HUD Sets Permanent Cap on PHA Executive Salaries

HUD Sets Permanent Cap on PHA Executive Salaries

Last month, HUD announced that it's clamping down on excessive pay at public housing authorities, setting caps that extend and expand limits imposed by Congress. The action comes as HUD revealed that the top official at the Atlanta housing agency received a compensation package of $644,214, the highest in the country.

According to data from a national compensation survey conducted by HUD, Atlanta Housing Authority President and Chief Executive Renee Glover and top executives at housing authorities in Los Angeles, Philadelphia, and Chelsea, Mass., received excessive salaries in 2010. The Los Angeles housing authority paid its executive director $606,320 in 2010, while executive directors at the Philadelphia Housing Authority and Chelsea Housing Authority earned $417,688 and $357,635 respectively. These compensation packages included salaries, bonuses, and other benefits.

These highly compensated officials highlighted in the report appeared to be outliers. The national survey of 2010 salaries found that most local public housing officials were compensated in amounts at or under the new limit. HUD modeled its information collection on the way that the Internal Revenue Service collects similar information from not-for-profits. And HUD determined that 97 percent of housing authority executives earn less than $155,500 in total cash compensation annually, and 93 percent earn less than $125,000 annually.

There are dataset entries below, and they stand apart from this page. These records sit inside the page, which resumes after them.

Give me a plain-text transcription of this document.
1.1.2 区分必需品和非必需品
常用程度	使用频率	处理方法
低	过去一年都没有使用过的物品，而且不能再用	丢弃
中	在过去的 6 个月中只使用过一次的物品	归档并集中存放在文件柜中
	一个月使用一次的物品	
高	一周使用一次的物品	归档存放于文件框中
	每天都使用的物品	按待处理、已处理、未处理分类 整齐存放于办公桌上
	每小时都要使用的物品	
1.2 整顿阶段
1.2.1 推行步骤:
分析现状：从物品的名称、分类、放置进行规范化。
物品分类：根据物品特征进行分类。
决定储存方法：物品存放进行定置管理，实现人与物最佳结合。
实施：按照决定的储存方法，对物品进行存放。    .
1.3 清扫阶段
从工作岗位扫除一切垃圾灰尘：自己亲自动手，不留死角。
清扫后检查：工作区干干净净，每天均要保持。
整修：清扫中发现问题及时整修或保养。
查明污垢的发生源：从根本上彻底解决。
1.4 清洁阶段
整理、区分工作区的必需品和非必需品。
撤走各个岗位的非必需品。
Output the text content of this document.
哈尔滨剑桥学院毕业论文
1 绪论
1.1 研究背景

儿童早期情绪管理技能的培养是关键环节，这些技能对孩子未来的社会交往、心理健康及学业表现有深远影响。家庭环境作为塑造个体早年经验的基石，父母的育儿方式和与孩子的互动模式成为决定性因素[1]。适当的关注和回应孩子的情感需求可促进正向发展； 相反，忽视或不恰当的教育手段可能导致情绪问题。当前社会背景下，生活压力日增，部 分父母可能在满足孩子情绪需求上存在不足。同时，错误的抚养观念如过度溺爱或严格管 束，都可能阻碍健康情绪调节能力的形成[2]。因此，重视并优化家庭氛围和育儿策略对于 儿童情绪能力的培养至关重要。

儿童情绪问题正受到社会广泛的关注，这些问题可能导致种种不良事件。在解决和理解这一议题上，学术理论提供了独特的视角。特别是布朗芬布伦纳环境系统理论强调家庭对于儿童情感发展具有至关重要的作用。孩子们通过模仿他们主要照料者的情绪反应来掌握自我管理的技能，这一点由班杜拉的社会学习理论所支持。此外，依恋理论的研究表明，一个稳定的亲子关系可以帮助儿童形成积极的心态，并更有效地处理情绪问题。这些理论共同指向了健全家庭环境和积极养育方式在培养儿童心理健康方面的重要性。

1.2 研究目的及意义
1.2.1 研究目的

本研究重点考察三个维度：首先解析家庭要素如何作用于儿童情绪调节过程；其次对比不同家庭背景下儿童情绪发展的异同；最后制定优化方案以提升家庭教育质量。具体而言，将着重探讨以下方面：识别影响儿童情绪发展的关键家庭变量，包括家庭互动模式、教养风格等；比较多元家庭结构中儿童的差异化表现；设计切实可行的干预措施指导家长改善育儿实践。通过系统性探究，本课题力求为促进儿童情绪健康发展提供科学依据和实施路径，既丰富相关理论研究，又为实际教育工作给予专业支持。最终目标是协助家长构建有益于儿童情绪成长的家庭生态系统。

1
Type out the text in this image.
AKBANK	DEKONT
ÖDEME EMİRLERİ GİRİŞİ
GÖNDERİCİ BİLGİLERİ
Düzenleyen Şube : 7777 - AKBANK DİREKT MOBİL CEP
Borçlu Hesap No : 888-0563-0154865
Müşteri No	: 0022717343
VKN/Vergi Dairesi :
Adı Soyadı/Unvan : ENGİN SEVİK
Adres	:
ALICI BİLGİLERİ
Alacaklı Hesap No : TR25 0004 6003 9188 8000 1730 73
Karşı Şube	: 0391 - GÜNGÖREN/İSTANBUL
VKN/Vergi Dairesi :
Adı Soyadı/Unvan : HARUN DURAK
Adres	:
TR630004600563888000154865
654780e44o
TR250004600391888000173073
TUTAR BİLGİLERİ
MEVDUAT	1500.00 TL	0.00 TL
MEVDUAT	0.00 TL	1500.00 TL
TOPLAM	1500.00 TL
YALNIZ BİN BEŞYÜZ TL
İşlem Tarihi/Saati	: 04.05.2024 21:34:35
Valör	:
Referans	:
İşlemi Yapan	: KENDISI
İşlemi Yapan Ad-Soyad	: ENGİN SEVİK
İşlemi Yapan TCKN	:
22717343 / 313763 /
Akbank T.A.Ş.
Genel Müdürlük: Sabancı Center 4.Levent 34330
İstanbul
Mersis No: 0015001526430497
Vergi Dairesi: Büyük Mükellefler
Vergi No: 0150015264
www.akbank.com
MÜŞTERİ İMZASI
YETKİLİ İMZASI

Additionally, HUD found that the average compensation for a housing authority director was $82,299. HUD said while the housing authority executives are state employees, they are responsible for a significant amount of federal money and should be held to federal standards of fiscal responsibility. Therefore, HUD is proposing to align compensation with the federal government pay system.

While the top limit planned by the Obama administration would be $155,500 for agencies managing more than 1,250 public housing units, HUD set lower limits for smaller public housing agencies. Housing authorities with between 250 and 1,250 units could pay a maximum of $125,926, and agencies handling fewer than 250 units could pay no more than $88,349.